This post, from Glenn Yeffeth, originally appeared on the BenBella Books blog on 4/20/09. In it, he applies Nassim Taleb’s Black Swan theory to publishing. The Black Swan theory posits that rare and unpredictable events can have a huge impact in whatever aspects of life and commerce they occur. Publishers, Yeffeth says, can apply some specific strategies to proactively minimize their exposure to "negative black swans" while maximizing opportunities to take advantage of those even rarer, "positive black swans" .
The Black Swan, by Nassim Taleb, is the best book on statistics I ever read. OK, that may sound like faint praise. But the book is one of the best books I’ve read in years. Brilliant, eccentric, and prescient, this book speaks to me in particular because of my stint in the PhD program in finance at the University of Chicago. I dropped out for exactly the reasons Taleb discusses in the book – the more I learned about mathematical finance, the more I realized how disconnected it was from reality (full disclosure: I also sort of sucked at higher math). If you haven’t read it, you want to, especially if you are in publishing.
The essence of Taleb’s theory is straightforward. Rare and unpredictable events, he theorizes, have an enormous impact on business, finance, on life in general. This might seem to be unexceptional, except that all of statistics, economics and finance (to name a few areas) are based on the assumption that this isn’t true. Everything you’ve heard about the normal curve or law of large numbers, or even the concept of an “average” is based on the idea that once you have enough data – say over a hundred data points – you basically know what’s going on in terms of risky events, that your average is going to be stable etc. The whole idea of finding an average from data, for example, goes out the window if one observation (once you already have lots of observations) can radically change your average. Yet in real life this happens all the time (half the growth in the stock market since WWII, for example, happened in 10 days).
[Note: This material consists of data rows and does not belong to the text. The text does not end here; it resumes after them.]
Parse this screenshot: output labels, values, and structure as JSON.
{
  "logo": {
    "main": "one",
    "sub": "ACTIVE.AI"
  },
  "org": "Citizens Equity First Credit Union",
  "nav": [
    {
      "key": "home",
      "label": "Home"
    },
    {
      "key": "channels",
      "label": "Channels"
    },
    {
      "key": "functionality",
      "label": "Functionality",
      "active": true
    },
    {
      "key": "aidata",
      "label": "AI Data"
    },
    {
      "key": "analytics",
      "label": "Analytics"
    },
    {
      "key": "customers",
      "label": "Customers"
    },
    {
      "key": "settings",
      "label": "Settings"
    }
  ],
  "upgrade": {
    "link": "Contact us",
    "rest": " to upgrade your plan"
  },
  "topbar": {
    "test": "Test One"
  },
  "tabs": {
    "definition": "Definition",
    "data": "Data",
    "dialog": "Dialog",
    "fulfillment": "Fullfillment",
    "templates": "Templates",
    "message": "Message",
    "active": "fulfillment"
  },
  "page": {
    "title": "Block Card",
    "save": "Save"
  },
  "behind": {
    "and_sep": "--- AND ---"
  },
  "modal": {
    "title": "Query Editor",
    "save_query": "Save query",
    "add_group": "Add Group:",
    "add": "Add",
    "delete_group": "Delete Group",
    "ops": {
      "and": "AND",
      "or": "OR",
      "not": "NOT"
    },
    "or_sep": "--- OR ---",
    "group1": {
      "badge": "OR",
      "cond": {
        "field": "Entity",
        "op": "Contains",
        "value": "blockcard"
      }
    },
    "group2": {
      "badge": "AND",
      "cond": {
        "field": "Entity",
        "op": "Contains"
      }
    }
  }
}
Some businesses are negative black swan businesses. They seem to be making more than they really do make, because they are exposed to rare, but huge, downside risks (think banks and reinsurers). Publishers are exposed to some negative black swan risk (i.e. bankruptcy of major distributor or retailer) but, in general, publishing is a positive black swan business. The rare events can make publishers a lot of money. In fact, without the rare events (i.e. Harry Potter, Da Vinci Code) they barely make any money at all.
The essence of black swans is that they are unpredictable; if they were predictable they wouldn’t be black swans. No one knows they are coming, although everyone can see their inevitability in retrospect. Consider the numerous retroactive explanations for the success of Harry Potter, when, in advance, the original novel was rejected by every publisher that saw it but one, and that one (Bloomsbury) paid 2500 pounds and printed 500 copies. No one saw it coming.
So the solution is to design your publishing house so as to maximize your exposure to positive black swans and minimize your exposure to negative ones. Easy, right?
Not so much. It’s tricky to figure out exactly what to do about Black Swan theory, but here are a few ideas to start with:
- Have a healthy respect for what you don’t know. Your management processes will pressure you to predict how each book will do, and allocate resources accordingly. Don’t confuse this with the idea that you know what will happen. Allocate a bit more resources to your small books, and a bit less to your big ones, because you are less sure of what is small and what is big than you think.